单薄的白纸在接触到焱逆细长的手指时,瞬间灰飞烟灭,随着风消失,焱逆一瞬不瞬的看着被烧成灰烬的纸屑,眼里尽是冷酷。
……哼,他做梦。……阴柔的眸子血红深邃,迸射出火花。……左偒去哪了?……轻挥去眉角的冷意,他伸出长臂,亚弥在空中看到,扑展着翅膀停落在焱逆肩头。
……他去伊人坊了。……楼隐思付了一会,如实回答,想到左偒出去时千万般拜托他不要告诉焱逆他的行踪,心里突生内疚,他不说,焱逆也是有办法知道的。
……再这样下去,他什么时候才能担起左将军所担的重任。……焱逆眉头深锁,对左偒的未来深感担忧,左将军虽然还正值壮年,但是焱朝周边番邦小国都伺机而动,焱朝看似和平,实际已经摇摇欲坠,随时都有战争的可能,到时候,光靠左膺,根本不可能护整个焱朝周全。
……左偒少爷虽然年少好玩,其实只需一段时间的锻炼,去战场杀敌,也不会逊色。
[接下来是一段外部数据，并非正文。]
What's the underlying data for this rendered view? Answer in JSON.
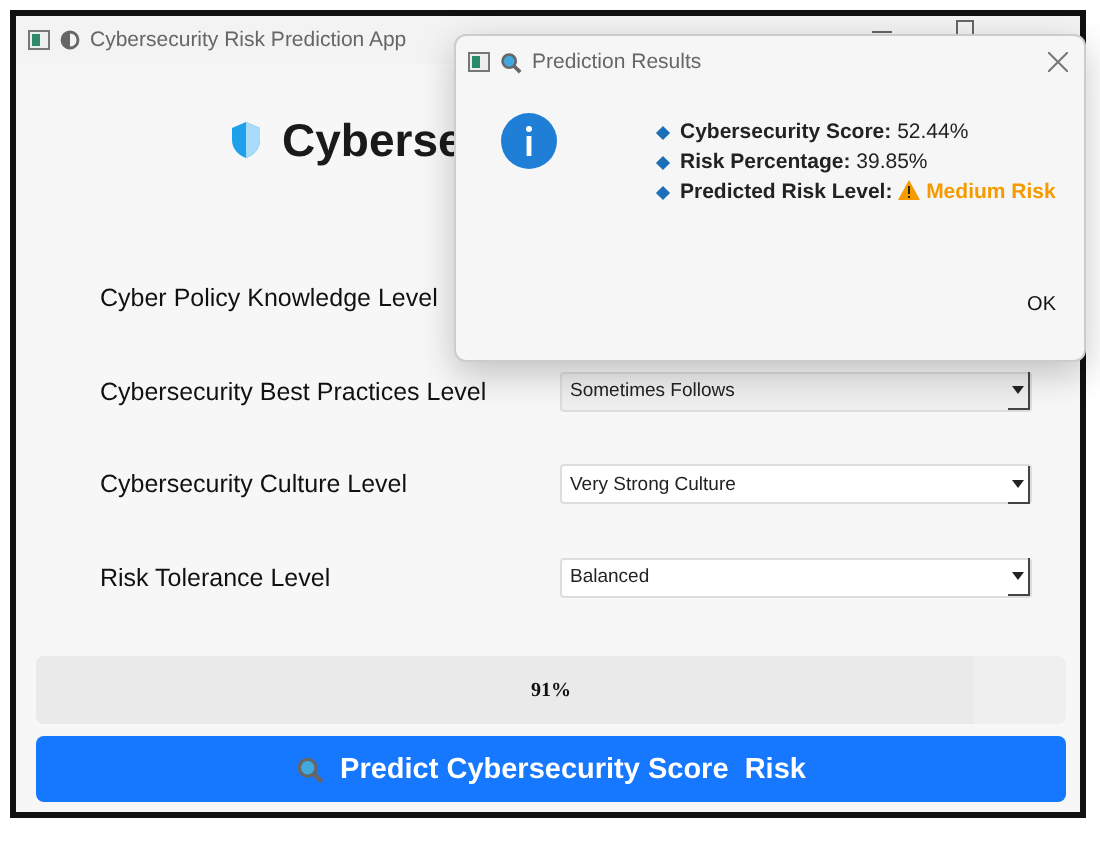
{
  "window": {
    "title": "Cybersecurity Risk Prediction App"
  },
  "heading": "Cyberse",
  "fields": [
    {
      "label": "Cyber Policy Knowledge Level"
    },
    {
      "label": "Cybersecurity Best Practices Level",
      "value": "Sometimes Follows",
      "selected": false
    },
    {
      "label": "Cybersecurity Culture Level",
      "value": "Very Strong Culture",
      "selected": true
    },
    {
      "label": "Risk Tolerance Level",
      "value": "Balanced",
      "selected": true
    }
  ],
  "progress": {
    "label": "91%",
    "level": 0.91
  },
  "predict_button": {
    "label": "Predict Cybersecurity Score  Risk"
  },
  "dialog": {
    "title": "Prediction Results",
    "results": [
      {
        "label": "Cybersecurity Score:",
        "value": "52.44%",
        "kind": "plain"
      },
      {
        "label": "Risk Percentage:",
        "value": "39.85%",
        "kind": "plain"
      },
      {
        "label": "Predicted Risk Level:",
        "value": "Medium Risk",
        "kind": "warning"
      }
    ],
    "button": "OK"
  }
}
……十夜看出了焱逆的顾虑,最近宫中一封接着一封的信函,无不是要焱逆回宫主持大局,如今外患在先,内讧在后,宫中由皇后和柳妃两拨权势分帮,皇上却身患重病,朝廷危在旦夕,而焱逆在宫中虚有太子之位,并没有权势可以依靠,只是鲜少有人知道,皇上最为器重,乃至皇后柳妃都想拉拢的左膺将军却是焱逆心腹,而焱逆如今的担忧也并不是没有依据,如若宫变,最利于帮助他的,唯有左偒。
……楼隐,去唤左偒回来。……焱逆起身,抚了抚肩头的亚弥,转身离开庭院,妖冶的面庞透着无奈。
……
月灵推开夏阁的门,看见末夏依旧是坐在窗前,无声的望着窗外,春天来了,窗外的景色也不见得那么迷人,可以让她整天整天的盯着看。
……小姐。……放下手中的茶壶,月灵站在末夏的身边,女子虽不是绝世容颜,却总是散发着与世隔绝般纯洁,血色的衣衫更加衬托出她的白皙,完美的弧度由额头延伸到颈间,常年跳舞而保持的身材被裹在稍有透明的薄纱衣襟之中,一副通灵剔透的水滴状白玉耳坠挂在她小巧的耳垂上,修长的墨发乌黑发亮,就这么披散的肩上,末夏就这么安静的坐着,像是不沾烟火,在月灵的心里,末夏根本不逊色于伊人坊排行第一的孜雪。